In the 12 hours since an update provided at 6:30 a.m., firefighters had increased their containment lines from 65 percent to 75 precent of the Summit Fire.
"Residents are urged to exercise caution when driving through the fire area, including yielding to fire apparatus and obeying road closure barriers where posted," CAL Fire said in its online update.
The cause remained under investigation.
The fire was first reported near North San Gorgonio Avenue and Summit Drive about 12:40 p.m. Wednesday, Jody Hagemann of the Riverside County Fire Department said.
About 400 firefighters, 30 engine trucks, four helicopters and one air tanker joined the second day of the firefight. Some 425 first responders from several cities and agencies rushed to Riverside County on Wednesday to battle the blaze.
Driven by windy, dry conditions, the wildfire spread quickly through medium brush and steep terrain. At least one home burned and two firefighters suffered minor injuries.

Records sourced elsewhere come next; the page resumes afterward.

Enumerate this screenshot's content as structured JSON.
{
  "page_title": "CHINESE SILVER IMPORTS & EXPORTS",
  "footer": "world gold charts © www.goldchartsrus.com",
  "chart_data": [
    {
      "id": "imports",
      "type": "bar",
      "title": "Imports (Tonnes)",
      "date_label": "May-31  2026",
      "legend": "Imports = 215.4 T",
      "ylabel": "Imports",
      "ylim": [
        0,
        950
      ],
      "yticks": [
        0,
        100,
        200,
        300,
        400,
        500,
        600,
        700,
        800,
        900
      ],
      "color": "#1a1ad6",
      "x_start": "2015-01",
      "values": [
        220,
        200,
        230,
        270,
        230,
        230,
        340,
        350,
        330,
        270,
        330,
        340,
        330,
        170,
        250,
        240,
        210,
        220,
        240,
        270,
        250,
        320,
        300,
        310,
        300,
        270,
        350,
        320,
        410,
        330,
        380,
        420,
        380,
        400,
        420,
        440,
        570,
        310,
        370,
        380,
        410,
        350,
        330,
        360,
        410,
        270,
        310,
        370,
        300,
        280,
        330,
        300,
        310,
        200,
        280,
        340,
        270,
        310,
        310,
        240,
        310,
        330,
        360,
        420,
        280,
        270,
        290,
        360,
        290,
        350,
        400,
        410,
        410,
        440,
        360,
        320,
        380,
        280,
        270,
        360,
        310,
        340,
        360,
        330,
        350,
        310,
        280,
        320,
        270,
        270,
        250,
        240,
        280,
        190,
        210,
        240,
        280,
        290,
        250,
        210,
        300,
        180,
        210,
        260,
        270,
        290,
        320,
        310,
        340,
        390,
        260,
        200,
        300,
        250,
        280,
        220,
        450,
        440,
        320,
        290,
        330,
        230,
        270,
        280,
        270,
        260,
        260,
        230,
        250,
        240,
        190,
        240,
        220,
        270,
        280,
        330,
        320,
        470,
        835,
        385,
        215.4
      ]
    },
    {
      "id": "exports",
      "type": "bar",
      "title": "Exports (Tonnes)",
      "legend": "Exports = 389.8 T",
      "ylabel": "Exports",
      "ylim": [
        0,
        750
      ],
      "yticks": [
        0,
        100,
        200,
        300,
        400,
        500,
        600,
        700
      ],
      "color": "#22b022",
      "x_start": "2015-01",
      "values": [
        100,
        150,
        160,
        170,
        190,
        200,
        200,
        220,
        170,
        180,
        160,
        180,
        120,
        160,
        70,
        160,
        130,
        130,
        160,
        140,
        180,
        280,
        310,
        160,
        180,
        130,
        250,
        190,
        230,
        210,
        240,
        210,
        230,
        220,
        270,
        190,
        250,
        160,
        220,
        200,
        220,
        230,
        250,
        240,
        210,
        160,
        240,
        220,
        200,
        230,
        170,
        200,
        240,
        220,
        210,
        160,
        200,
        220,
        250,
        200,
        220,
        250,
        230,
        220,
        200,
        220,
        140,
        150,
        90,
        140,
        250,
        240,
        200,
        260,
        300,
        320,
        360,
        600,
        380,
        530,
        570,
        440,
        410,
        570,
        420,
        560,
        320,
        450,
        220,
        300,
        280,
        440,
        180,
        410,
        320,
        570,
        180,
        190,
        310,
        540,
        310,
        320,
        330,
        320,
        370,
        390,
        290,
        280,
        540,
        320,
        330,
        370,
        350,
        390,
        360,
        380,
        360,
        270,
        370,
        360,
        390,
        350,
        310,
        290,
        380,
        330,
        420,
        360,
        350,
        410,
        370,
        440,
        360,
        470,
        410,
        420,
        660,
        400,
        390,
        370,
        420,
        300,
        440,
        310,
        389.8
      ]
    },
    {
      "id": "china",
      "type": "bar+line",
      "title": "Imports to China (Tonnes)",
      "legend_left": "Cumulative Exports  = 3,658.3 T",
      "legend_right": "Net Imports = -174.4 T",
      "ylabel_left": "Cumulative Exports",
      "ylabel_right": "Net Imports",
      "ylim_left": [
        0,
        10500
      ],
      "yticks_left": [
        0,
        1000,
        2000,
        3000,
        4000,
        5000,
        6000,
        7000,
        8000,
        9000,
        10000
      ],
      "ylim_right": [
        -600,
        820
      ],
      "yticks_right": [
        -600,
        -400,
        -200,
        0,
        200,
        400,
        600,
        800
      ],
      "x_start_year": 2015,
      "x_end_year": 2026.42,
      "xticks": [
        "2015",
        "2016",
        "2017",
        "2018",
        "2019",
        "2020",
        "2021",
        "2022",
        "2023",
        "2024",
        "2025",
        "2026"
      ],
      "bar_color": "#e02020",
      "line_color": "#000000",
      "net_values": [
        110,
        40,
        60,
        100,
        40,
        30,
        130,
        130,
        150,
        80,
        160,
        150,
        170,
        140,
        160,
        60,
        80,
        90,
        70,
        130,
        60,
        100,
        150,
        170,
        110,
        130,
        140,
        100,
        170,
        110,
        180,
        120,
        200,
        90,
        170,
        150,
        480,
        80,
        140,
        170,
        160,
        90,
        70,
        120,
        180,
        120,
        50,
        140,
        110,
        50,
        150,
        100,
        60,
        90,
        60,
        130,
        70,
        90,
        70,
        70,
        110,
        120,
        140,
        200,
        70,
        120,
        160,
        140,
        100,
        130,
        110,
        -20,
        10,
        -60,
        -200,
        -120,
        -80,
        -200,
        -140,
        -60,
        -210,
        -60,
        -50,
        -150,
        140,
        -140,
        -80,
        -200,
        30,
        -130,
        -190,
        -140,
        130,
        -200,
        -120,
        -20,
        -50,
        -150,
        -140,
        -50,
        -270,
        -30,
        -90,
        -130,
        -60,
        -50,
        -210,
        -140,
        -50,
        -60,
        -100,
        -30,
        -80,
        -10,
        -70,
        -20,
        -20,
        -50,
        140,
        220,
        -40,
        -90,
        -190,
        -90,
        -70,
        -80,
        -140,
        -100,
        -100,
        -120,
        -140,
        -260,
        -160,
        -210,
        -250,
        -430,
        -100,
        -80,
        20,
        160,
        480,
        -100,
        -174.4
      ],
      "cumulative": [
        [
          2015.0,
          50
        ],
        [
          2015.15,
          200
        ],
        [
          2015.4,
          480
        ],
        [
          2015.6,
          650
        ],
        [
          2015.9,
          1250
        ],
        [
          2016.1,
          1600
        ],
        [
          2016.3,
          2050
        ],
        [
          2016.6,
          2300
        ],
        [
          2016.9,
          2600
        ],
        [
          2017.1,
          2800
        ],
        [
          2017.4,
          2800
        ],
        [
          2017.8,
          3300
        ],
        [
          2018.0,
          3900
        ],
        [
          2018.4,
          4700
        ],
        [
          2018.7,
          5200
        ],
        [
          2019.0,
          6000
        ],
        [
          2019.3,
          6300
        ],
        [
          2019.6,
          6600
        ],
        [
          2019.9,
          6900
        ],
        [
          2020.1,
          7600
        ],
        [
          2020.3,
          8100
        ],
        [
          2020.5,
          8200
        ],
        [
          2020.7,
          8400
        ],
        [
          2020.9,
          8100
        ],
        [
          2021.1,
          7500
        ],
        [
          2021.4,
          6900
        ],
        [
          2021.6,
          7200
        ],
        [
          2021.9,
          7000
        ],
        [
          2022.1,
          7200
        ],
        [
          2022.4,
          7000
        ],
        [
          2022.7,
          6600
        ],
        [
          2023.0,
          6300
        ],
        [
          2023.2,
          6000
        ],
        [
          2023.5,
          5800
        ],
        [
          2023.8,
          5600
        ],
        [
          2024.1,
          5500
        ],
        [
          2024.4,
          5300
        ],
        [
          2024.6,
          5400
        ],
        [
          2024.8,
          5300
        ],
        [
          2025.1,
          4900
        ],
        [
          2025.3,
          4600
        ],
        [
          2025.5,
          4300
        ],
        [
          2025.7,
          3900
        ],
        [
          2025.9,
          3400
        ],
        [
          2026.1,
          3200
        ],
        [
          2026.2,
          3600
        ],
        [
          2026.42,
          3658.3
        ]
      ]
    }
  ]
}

Crews raced overnight to take advantage of slowing winds because gusts were expected to pick up Thursday, officials said.
Within hours of the wildfire’s ignition, some 700 residents were evacuated or told to shelter in place as the then-growing blaze came dangerously close to homes.
All evacuation orders, including those for the 200-unit Highland Springs Mobile Home Park, were rescinded late Wednesday.
An evacuation center was opened at the Banning Community Services Center, 789 N. San Gorgonio Ave.
An evacuation center for small animals affected by the fire was opened at San Jacinto Valley Animal Services, 581 S. Grand Ave. and a center for large animals at Noble Creek Park, 390 Oak Valley Parkway in Beaumont.
The South Coast Air Quality Management District issued a smoke and windblown dust advisory for the area, warning that air quality was at unhealthy levels. Residents should avoid strenuous outdoor activities, keep windows and doors closed and run an air conditioner, according to air quality officials.